With floating it is much more comfortable than sitting, we are physically fully supported by a super-saturated Epsom salt solution that contours and holds every square millimetre of your body. Every postural and stabilizing muscle can “let go” and with our mind-body continuums (the fact that our minds affect our bodies and our bodies affect our minds) our mind can "let go" much more easily as well. 

It teaches what deeper states of meditation actually feel like and takes the guess work out of it.



By investing some $ into this practice dramatically increases accountability to it. You work hard for your money and you can leverage this to support yourself ($40/month is 1 "nice" dinner out). 

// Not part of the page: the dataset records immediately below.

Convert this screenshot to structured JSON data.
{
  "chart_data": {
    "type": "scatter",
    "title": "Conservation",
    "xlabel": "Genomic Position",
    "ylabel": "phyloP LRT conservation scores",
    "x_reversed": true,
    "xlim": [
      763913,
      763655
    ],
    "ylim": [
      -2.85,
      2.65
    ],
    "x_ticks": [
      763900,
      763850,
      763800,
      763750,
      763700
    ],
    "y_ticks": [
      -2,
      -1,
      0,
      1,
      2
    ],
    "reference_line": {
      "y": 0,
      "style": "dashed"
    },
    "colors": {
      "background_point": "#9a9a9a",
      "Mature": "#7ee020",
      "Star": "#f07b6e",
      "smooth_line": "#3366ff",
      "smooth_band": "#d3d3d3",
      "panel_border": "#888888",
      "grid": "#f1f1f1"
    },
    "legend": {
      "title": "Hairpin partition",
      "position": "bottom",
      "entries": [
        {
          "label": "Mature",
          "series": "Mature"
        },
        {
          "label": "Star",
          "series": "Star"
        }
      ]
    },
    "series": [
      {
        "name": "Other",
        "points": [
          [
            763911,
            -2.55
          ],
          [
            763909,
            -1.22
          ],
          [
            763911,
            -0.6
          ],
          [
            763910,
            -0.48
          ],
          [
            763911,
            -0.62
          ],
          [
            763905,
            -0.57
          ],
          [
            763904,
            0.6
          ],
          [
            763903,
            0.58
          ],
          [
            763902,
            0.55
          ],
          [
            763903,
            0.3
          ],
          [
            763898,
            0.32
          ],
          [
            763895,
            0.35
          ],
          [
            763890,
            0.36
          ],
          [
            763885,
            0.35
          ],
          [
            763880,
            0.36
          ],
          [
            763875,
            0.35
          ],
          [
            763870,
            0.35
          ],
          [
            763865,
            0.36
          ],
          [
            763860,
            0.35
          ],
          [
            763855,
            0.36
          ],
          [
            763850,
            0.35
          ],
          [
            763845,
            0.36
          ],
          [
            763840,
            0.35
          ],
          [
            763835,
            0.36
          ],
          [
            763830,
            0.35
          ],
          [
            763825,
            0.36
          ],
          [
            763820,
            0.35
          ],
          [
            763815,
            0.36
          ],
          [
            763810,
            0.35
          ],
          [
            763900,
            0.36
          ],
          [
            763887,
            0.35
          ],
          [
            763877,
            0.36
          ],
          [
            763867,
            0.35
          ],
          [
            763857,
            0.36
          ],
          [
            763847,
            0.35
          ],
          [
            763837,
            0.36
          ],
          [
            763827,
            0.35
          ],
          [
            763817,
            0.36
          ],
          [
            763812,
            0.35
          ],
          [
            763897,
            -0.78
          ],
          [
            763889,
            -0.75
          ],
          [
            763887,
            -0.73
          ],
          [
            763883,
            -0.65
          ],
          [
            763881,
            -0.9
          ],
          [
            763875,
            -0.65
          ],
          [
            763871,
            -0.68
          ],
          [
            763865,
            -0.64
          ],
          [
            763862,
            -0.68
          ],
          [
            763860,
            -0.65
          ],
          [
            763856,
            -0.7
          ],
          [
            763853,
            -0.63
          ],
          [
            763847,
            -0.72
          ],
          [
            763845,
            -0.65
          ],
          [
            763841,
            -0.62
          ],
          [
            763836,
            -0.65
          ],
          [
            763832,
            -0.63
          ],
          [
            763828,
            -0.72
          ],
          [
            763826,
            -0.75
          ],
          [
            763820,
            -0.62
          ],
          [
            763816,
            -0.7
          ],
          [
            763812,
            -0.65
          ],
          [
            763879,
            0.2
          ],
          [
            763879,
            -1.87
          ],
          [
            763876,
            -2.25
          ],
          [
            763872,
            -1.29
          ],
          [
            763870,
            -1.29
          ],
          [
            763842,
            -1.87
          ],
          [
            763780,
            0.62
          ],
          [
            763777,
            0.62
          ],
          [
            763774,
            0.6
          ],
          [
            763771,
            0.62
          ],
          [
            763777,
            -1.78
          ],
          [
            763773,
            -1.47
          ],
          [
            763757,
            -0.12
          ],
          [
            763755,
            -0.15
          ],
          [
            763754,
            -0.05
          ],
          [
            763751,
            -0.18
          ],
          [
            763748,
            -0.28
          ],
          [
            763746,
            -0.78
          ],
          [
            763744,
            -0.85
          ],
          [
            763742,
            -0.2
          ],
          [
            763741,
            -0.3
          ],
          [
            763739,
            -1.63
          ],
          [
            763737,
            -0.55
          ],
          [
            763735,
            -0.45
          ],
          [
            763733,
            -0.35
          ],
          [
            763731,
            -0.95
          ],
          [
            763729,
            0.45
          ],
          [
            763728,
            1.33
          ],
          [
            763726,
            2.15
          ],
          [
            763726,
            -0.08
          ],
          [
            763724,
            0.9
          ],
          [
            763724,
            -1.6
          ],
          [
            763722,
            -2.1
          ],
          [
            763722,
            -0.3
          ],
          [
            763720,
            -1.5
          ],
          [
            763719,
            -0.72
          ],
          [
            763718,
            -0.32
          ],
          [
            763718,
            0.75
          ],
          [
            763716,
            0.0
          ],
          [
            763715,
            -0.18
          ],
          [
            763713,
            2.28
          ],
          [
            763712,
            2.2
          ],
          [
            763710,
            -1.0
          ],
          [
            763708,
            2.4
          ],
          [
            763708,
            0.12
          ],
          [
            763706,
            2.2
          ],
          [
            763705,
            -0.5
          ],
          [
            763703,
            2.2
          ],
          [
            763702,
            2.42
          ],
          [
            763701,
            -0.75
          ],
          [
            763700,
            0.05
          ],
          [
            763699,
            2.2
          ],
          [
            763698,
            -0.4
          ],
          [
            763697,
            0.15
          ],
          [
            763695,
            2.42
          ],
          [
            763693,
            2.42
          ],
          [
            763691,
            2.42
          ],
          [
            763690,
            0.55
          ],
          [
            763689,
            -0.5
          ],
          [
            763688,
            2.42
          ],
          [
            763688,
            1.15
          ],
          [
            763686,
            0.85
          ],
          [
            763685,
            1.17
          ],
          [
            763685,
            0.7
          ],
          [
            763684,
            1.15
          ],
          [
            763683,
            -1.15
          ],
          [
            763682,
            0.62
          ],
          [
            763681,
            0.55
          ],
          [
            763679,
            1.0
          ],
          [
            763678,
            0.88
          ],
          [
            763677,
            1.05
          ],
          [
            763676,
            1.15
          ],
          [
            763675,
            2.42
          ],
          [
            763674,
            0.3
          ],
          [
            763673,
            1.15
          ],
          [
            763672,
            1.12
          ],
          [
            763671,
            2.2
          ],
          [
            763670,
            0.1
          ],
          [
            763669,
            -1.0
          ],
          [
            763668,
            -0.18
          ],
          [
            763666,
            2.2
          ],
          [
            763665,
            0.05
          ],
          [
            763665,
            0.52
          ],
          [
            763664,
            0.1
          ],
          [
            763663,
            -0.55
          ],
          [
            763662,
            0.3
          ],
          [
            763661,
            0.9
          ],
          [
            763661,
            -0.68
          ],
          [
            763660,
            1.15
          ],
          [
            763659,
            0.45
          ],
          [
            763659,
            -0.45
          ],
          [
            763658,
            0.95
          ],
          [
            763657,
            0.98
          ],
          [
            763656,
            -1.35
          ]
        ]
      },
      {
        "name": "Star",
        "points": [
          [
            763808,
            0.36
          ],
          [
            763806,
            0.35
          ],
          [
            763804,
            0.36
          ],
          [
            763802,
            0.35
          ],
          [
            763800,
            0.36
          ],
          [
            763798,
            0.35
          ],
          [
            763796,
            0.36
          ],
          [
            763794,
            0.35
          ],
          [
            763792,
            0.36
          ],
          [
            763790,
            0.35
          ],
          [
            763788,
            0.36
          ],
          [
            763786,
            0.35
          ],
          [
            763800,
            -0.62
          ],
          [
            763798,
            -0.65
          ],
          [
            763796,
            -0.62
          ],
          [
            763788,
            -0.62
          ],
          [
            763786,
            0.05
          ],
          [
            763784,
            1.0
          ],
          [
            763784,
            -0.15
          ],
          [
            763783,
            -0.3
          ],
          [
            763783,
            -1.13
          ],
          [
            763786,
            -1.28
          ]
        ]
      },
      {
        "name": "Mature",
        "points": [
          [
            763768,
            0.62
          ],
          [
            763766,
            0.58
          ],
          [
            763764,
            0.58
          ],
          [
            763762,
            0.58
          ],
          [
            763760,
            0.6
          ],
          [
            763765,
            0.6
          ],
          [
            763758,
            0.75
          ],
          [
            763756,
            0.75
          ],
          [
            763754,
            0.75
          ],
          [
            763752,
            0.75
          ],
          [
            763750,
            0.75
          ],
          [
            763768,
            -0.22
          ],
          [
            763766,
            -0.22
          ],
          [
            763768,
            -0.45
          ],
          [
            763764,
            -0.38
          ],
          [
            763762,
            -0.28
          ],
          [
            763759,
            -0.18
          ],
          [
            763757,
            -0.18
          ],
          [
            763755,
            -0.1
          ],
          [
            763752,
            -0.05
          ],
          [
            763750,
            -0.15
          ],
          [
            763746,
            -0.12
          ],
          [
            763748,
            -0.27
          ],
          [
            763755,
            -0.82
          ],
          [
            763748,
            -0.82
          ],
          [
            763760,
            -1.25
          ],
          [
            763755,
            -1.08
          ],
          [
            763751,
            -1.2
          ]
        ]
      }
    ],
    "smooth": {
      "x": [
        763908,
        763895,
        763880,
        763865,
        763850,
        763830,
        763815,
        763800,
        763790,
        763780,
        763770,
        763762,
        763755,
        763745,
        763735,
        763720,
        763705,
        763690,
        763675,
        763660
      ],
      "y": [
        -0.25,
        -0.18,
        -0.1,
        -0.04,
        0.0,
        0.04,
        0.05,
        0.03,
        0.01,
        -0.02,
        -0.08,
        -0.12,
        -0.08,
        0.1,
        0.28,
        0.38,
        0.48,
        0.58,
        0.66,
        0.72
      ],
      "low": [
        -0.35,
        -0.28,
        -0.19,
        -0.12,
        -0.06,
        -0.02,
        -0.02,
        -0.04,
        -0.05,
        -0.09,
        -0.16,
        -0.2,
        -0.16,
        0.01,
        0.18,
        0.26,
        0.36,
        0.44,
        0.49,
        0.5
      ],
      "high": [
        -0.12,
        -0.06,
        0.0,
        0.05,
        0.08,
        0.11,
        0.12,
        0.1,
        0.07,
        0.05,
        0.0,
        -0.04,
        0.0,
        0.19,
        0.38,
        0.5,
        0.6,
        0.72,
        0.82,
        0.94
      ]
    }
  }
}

Schedule it in advance. By booking your float into your schedule (at the end of a busy week, on a Sunday before the next week begins, or mid-week as a boost) you are much more likely to make this time of extreme mindfulness happen. (1-2 x / month is much more sustainable than 3-5 x / week).



With the ease of the practice and unique nature of the environment we can sustain a longer meditative experience in a far deeper state.  This results in a greater quality of meditation for a longer time and amplifies the benefits we’re trying to get out of a meditation practice.  

It is arguable that a single 90-minute float session / week can deliver greater benefits than 5 x 20 minute sits.  By increasing the quality of our meditation experience we can reduce the quantity and thus increasing the likelihood of sustaining the practice.